Was ist bloß mit Corporate Germany los?
Korruption, Tricksereien, Betrug – langsam wird es systemgefährdend.
D ie Älteren unter uns werden sich noch erinnern: Deutsche Wirtschaft, das war einmal eine Art internationaler Benchmark für Qualität und Seriosität. Eine offenbar schon vor Längerem versunkene Welt.
Sieht man sich die vergangenen 15 Jahre an, dann bekommt man einen etwas anderen Eindruck. Eine kleine Auswahl: schwarze Kassen und Schmiergeld bei Siemens und MAN, Spitzelaffäre bei der Deutschen Telekom, Luxusreisen und Bordellbesuche auf Regimentskosten für VW-Betriebsräte, Milliarden-Strafzahlungen, weil die Deutsche Bank massiv in Marktmanipulationen und andere Finanzsauereien verwickelt war, massive Abgasbetrügereien, wieder bei VW. Und jetzt, so, wie es aussieht, auch noch Opel. Okay, letzteres Unternehmen hat ein französischer Konzern von einem amerikanischen erworben, aber die Marke ist halt doch sehr deutsch.

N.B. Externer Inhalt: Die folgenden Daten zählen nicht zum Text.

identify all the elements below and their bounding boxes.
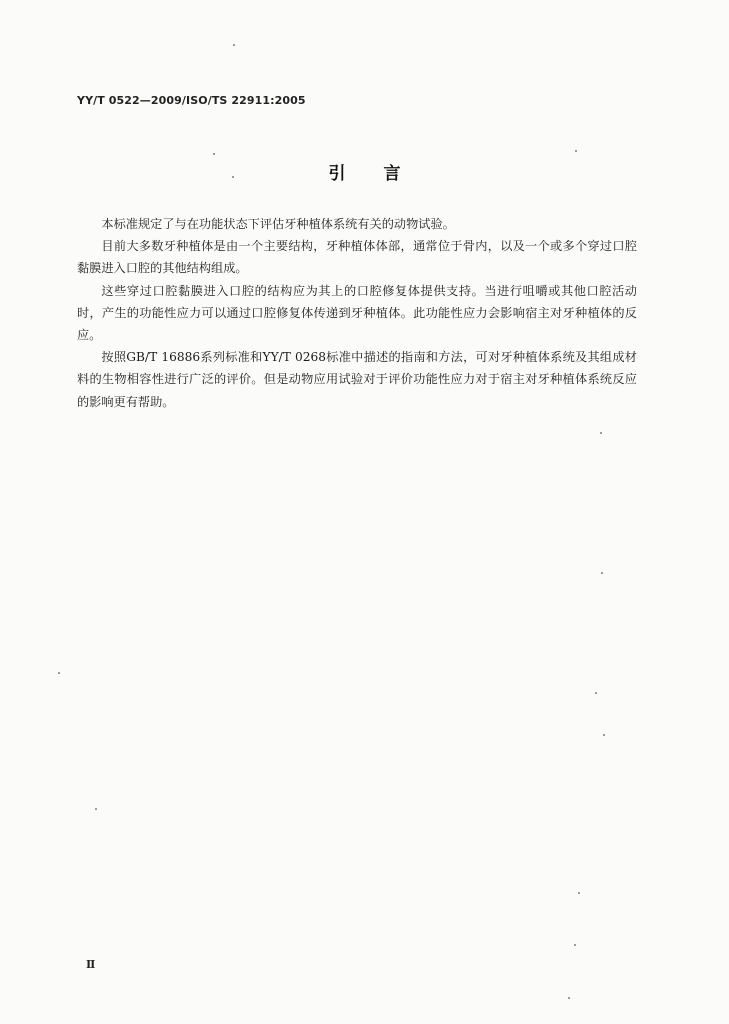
standard-number: YY/T 0522—2009/ISO/TS 22911:2005 [77, 94, 306, 107]
scan-speck [603, 734, 605, 736]
scan-speck [595, 692, 597, 694]
introduction-body [77, 213, 637, 413]
scan-speck [213, 153, 215, 155]
scan-speck [601, 572, 603, 574]
page-number: Ⅱ [86, 958, 96, 971]
scan-speck [574, 944, 576, 946]
scan-speck [600, 432, 602, 434]
paragraph-scope: 本标准规定了与在功能状态下评估牙种植体系统有关的动物试验。 [101, 217, 455, 231]
scan-speck [233, 44, 235, 46]
paragraph-implant-structure: 目前大多数牙种植体是由一个主要结构，牙种植体体部，通常位于骨内，以及一个或多个穿过口腔黏膜进入口腔的其他结构组成。 [77, 239, 637, 276]
paragraph-functional-stress: 这些穿过口腔黏膜进入口腔的结构应为其上的口腔修复体提供支持。当进行咀嚼或其他口腔活动时，产生的功能性应力可以通过口腔修复体传递到牙种植体。此功能性应力会影响宿主对牙种植体的反应。 [77, 283, 637, 343]
section-title [0, 159, 729, 184]
scan-speck [58, 672, 60, 674]
scan-speck [232, 176, 234, 178]
scan-speck [578, 892, 580, 894]
section-title-char-1: 引 [328, 164, 346, 184]
scan-speck [95, 808, 97, 810]
section-title-char-2: 言 [383, 164, 401, 184]
scan-speck [568, 997, 570, 999]
scan-speck [575, 150, 577, 152]
paragraph-evaluation: 按照GB/T 16886系列标准和YY/T 0268标准中描述的指南和方法，可对牙种植体系统及其组成材料的生物相容性进行广泛的评价。但是动物应用试验对于评价功能性应力对于宿主对牙种植体系统反应的影响更有帮助。 [77, 350, 637, 409]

Kurzum: Die Creme der deutschen Wirtschaft steckt seit vielen Jahren in einem Strudel aus Korruption, Betrug und Kundenverar . . ., pardon, kreativem Umgang mit Prospektwahrheit. Was ist nur mit Corporate Germany los?
Immerhin sind das Unternehmen, die sich große Corporate Social Responsibility-Abteilungen halten und gemeinsam mit ihren Bilanzen schöne bunte CSRBroschüren veröffentlichen. Unternehmen, deren Manager bei Tagungen und Banketten gern salbungsvoll von Corporate Governance und der sozialen Verantwortung des Unternehmertums reden – und dann offenbar in ihre Büros zurückkehren, um die Entwicklung der nächsten Schummelsoftware in Auftrag zu geben. S chon klar: Im internationalen Geschäft geht es anders zu als in einem Mädchenpensionat. Da kann sich in manchen Weltgegenden, bei allem Respekt vor Governance, schon einmal die Frage stellen, ob man jetzt den zuständigen Minister schmiert oder auf den Auftrag verzichtet.
Aber dieser Sumpf, der da vor sich hin hin blubbert, ist systemgefährdend, weil er das Vertrauen in die Seriosität von großen Unternehmen untergräbt und die latent ohnehin vorhandene „Eh alles Gauner“-Attitüde in der Bevölkerung stärkt.
Vielleicht würde es helfen, Managementverantwortung endlich ernst zu nehmen und Topleute, die solcherart Vertrauen missbrauchen, wirklich zu sanktionieren, statt sie mit ein paar Millionen Abfertigung auf den Golfplatz zu schicken.